DOJ argues in support of the partial disgorgement that it is based on the government's assessment of the risk of litigation, i.e., KeySpan could win the case if it went to trial. The issue presented, whether an electricity market player violates antitrust law by withholding supply to raise prices coupled with a derivative contract that pays off when the price is elevated, needs to be decided.
If KeySpan's gambit was unlawful, all of its ill-gotten gains should be disgorged for the benefit of the consumers who were injured. DOJ argued that refunds for the benefit of consumers might run afoul of the "filed rate doctrine." However, neither the swap contract between Keyspan and Morgan Stanley nor the rates demanded by Keyspan in the private NYISO capacity auction were
publicly filed with FERC in advance as required by Section 205 of the Federal Power Act, and so the "filed rate doctrine" does not apply at all. Unfiled contracts can be revised even after they have been performed. See Joshua Z. Rokach,
FERC’s Jurisdiction Under Section 205 of the Federal Power Act, 15 ENERGY L. J. 83, 89 (1994).

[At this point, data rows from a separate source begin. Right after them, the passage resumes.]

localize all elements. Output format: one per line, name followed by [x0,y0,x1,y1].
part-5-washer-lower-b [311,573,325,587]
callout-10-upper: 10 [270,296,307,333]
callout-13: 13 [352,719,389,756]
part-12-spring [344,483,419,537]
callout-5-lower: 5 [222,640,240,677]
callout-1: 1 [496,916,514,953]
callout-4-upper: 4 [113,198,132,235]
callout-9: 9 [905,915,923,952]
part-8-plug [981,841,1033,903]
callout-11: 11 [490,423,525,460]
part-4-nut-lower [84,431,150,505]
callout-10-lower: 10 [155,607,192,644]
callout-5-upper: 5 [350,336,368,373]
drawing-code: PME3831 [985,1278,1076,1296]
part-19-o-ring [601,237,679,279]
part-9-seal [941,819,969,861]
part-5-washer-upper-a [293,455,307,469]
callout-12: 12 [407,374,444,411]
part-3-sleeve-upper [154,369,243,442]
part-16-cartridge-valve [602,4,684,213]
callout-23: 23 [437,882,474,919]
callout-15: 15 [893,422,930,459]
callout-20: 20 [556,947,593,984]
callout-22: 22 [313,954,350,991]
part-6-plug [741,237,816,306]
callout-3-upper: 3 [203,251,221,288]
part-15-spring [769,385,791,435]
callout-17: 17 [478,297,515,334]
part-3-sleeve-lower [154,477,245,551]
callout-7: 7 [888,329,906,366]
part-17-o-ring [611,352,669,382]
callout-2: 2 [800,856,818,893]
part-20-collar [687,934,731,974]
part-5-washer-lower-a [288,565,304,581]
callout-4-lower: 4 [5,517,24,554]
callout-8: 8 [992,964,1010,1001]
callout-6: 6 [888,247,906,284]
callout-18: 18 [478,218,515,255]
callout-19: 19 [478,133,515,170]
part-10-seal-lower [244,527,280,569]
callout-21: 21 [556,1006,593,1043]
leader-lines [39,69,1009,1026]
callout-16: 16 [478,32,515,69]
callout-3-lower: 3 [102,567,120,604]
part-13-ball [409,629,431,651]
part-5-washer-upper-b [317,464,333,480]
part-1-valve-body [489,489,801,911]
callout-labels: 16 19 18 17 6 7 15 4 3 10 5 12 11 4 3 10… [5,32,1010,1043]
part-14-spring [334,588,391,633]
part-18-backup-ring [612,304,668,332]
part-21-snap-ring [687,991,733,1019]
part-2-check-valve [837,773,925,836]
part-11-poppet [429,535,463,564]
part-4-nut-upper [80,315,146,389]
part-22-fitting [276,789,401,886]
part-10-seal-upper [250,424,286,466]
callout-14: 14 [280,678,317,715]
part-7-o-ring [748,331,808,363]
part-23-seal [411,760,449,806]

If KeySpan's gambit was lawful, it should not have to pay a penny to the government. In that event, FERC would need to reconsider its
laissez faire approach to market-based rates and scrutinize rates and contracts to ensure they are just and reasonable in order to protect consumers, which is the primary purpose of the Federal Power Act.
Under the proposed settlement, nothing is decided and market players are given the green light to engage in analogous schemes involving anomalous bidding in electricity markets coupled with financial derivative contracts that pay off when the market price is successfully skewed.
UpdatesMason, Monts III, and Edwards-Ford,
Certain financial hedge arrangements can violate Sherman Act, International Law Office, July 15, 2010.
Matthew L. Wald,
Critics Assail U.S. Plan to Settle With KeySpan, N.Y. Times, July 21, 2010.
The New York PSC's motion to file an amicus brief in response to the DOJ reply to public comments was granted in August, 2010. The court scheduled a conference of the parties to be held in October. PSC correspondence indicates DOJ opposes its presence in the case as either a party or
amicus. The Court issued an order October 4, 2010 indicating its questions at the October 12 conference would include these topics: (1) The factual basis for the Government's calculation of Keyspan's earnings under the swap agreement; (2) The use of disgorgement as a remedy in an antitrust action; and(3) The Government's consideration of alternatives to the proposed final judgment.
Memorandum and Order, Feb. 2, 2011. U.S. District Court Judge William H. Pauley III, approved the settlement on the terms agreed to by the Government, rejecting the arguments of objectors.
Matthew L. Wald,
KeySpan Price-Fixing Penalty Approved - Some Call It Low, N.Y. Times Feb. 2, 2011. "Although price-fixing by an electricity company may have cost New York customers nearly $300 million, the federal government can close the books on the case by collecting a penalty of just $12 million, a judge ruled on Wednesday."
Michael Giberson,
United States v. KeySpan Corporation antitrust Case Settles for Paltry $12 Million, Knowledge Problem, Feb. 2, 2011. "$12 million seems like a too-modest remedy."